TEST(HistogramMean, MeanOfSymmetricFillsIsNearCentre) {
    Histogram h(10, 0.0f, 1.0f);
    h.fill(0.2f);
    h.fill(0.8f);
    EXPECT_NEAR(h.mean(), 0.5f, 1e-5f);
}

Now the weighted fill case:

CPP

TEST(HistogramMean, MeanIsUnweighted) {
    Histogram h(10, 0.0f, 1.0f);
    h.fill(0.2f, 10.0f);  // large weight — should not affect mean
    h.fill(0.8f,  1.0f);
    // unweighted mean of {0.2, 0.8} = 0.5, regardless of weights
    EXPECT_NEAR(h.mean(), 0.5f, 1e-5f);
}

We’re following what the specification tells us here, that an unweighted mean is calculated! The point here is not to worry (yet!) whether this is good design, but testing to specification first before thinking about refactoring.

Challenge

Challenge

The documentation says that mean() excludes out-of-range values.

  1. Write a test that fills one in-range value and one underflow value and verifies that mean() reflects only the in-range fill.
  2. What does this tell you about the relationship between mean() and n_entries()?
  1. Again, depending on your choice of filling:

    CPP

    TEST(HistogramMean, MeanExcludesUnderflowValues) {
        Histogram h(10, 0.0f, 1.0f);
        h.fill(0.6f);    // in range
        h.fill(-0.01f);   // underflow — should not affect mean
        EXPECT_NEAR(h.mean(), 0.6f, 1e-5f);
        EXPECT_EQ(h.n_entries(), 2);
    }
  2. Per the specification, n_entries() actually returns the total number of fills, not how many are in the range. This is slightly subtle detail of the specification.

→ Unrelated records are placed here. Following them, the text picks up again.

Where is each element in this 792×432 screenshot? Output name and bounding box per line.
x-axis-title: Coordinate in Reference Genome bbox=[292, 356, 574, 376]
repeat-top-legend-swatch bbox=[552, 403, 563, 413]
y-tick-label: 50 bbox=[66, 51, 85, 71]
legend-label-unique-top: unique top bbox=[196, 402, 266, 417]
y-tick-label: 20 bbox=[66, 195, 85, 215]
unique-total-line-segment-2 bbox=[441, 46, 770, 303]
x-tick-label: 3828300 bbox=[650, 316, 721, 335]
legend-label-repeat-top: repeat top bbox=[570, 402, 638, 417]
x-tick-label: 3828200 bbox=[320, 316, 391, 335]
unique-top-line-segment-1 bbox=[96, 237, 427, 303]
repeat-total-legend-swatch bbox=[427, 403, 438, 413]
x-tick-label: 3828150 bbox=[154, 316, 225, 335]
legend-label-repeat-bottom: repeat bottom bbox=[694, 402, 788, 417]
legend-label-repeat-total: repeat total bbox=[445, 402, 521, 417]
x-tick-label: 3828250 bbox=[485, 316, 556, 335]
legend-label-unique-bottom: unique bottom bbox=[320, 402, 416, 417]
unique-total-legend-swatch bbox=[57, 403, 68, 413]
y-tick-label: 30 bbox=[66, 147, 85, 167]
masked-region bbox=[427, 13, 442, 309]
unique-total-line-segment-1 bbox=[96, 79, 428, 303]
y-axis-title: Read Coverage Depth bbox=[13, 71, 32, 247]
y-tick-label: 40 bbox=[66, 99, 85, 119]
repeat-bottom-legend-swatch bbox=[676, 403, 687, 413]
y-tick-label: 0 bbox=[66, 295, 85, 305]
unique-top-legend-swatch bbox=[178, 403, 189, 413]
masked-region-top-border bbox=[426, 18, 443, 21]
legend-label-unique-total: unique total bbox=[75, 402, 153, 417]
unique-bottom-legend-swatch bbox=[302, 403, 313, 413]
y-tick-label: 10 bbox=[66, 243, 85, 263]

We now have a substantial test suite for Histogram, and we’ve been able to do that entirely from the header file and the documentation of its interface. Unless we encountered problems, we probably haven’t had to read its actual implementation. However, writing the tests required some intepretation - is the mean weighted or unweighted? what does n_entries() actually count? These are not testing decisions — they are specification decisions made by the author of Histogram. The tests are forcing us to read and understand the contract carefully, which is useful regardless of whether the tests ever catch a bug. It also illustrates that writing down these specifications and contracts for our own code is valuable in helping us decide what to test, once again reinforcing the symbiotic nature of documentation and testing in software development.

Key Points
  • A stateful class is testable if its state is explicit and controlled through a well-defined interface — the difficulty arises from global state, not from state itself.
  • Reading the specification before writing tests is not optional — it determines what the tests should assert and makes any ambiguities obvious.
  • Each test case should verify one behaviour — if a test needs “and” in its name it is probably two tests
  • GoogleTest provides helpers in GMock for more complex checks.